I senatori la pensano diversamente. Molti hanno riferito di percepire il rischio che quanto emerso dall’Assemblea, ossia la certezza della collocazione nel centrodestra, possa venire eluso da un assetto di vertice che non esclude la possibilità di un’alleanza innaturale con il Pd. Senza contare il fatto che un articolo de La Stampa, smentito da Fli, che attribuiva al vice presidente del partito Italo Bocchino una frase sulla non indispensabilità di un gruppo a palazzo Madama, ha mandato su tutte le furie i senatori.

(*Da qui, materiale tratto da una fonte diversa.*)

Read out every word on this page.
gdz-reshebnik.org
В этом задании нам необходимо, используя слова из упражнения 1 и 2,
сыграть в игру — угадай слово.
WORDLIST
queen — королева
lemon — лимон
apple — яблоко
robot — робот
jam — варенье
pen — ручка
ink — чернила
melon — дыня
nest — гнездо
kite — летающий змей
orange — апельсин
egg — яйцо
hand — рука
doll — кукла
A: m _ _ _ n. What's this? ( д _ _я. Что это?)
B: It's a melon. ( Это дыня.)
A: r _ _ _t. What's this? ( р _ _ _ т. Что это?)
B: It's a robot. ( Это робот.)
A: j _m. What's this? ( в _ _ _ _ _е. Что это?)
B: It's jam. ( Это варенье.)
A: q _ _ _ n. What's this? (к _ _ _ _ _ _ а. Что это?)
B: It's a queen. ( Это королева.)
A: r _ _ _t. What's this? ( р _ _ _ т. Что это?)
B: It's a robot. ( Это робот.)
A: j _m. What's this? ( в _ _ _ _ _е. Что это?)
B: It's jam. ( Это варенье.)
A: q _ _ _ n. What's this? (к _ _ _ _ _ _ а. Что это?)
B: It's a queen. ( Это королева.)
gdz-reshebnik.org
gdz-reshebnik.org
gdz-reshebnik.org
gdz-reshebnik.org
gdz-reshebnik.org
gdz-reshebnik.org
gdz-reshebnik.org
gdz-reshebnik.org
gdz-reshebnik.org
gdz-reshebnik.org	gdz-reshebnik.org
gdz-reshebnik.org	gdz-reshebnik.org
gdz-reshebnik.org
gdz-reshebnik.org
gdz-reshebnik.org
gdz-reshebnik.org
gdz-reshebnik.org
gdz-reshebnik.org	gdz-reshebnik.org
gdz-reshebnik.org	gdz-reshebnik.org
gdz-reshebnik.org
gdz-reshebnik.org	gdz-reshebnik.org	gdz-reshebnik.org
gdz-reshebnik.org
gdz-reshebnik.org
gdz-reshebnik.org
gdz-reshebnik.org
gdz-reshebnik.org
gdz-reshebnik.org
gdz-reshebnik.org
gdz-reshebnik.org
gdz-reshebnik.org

Da oggi, di fatto, con l’autolegittimazione del capogruppo, che per di più rinuncia a presenziare alle riunioni dell’ufficio di presidenza, nascerebbe una sorta di repubblica autonoma rispetto alla creatura politica che ha appena visto la luce a Milano. Una repubblica che, sottolineano a palazzo Madama, può vantare l’unico dirigente autenticamente eletto e non nominato. Ma c’è chi assicura che senza la soluzione ideata da Viespoli almeno due senatori erano pronti a mollare e si fanno i nomi di Giuseppe Menardi e Francesco Pontone. Mentre il pressing dei colleghi del Pdl e, a quanto sembra, da emissari dello stesso presidente del Consiglio Silvio Berlusconi, si sarebbe fatto sempre più insistente. “I rilievi di metodo e di merito erano così tanti che molti insistevano per la rottura pura e semplice” dice un senatore. Anche Maria Ida Germontani, che pure ha fatto sfoggio di cautela in questi giorni, assicura: “Viespoli ha fatto la cosa giusta. Ma ci tengo a dire che la collocazione nel centrodestra è la stessa indicata da Fini”. Ma resta fuori di dubbio anche la collocazione all’opposizione? “Siamo all’opposizione – garantisce Viespoli – ma all’interno di un centrodestra che tutti vogliamo costruire”.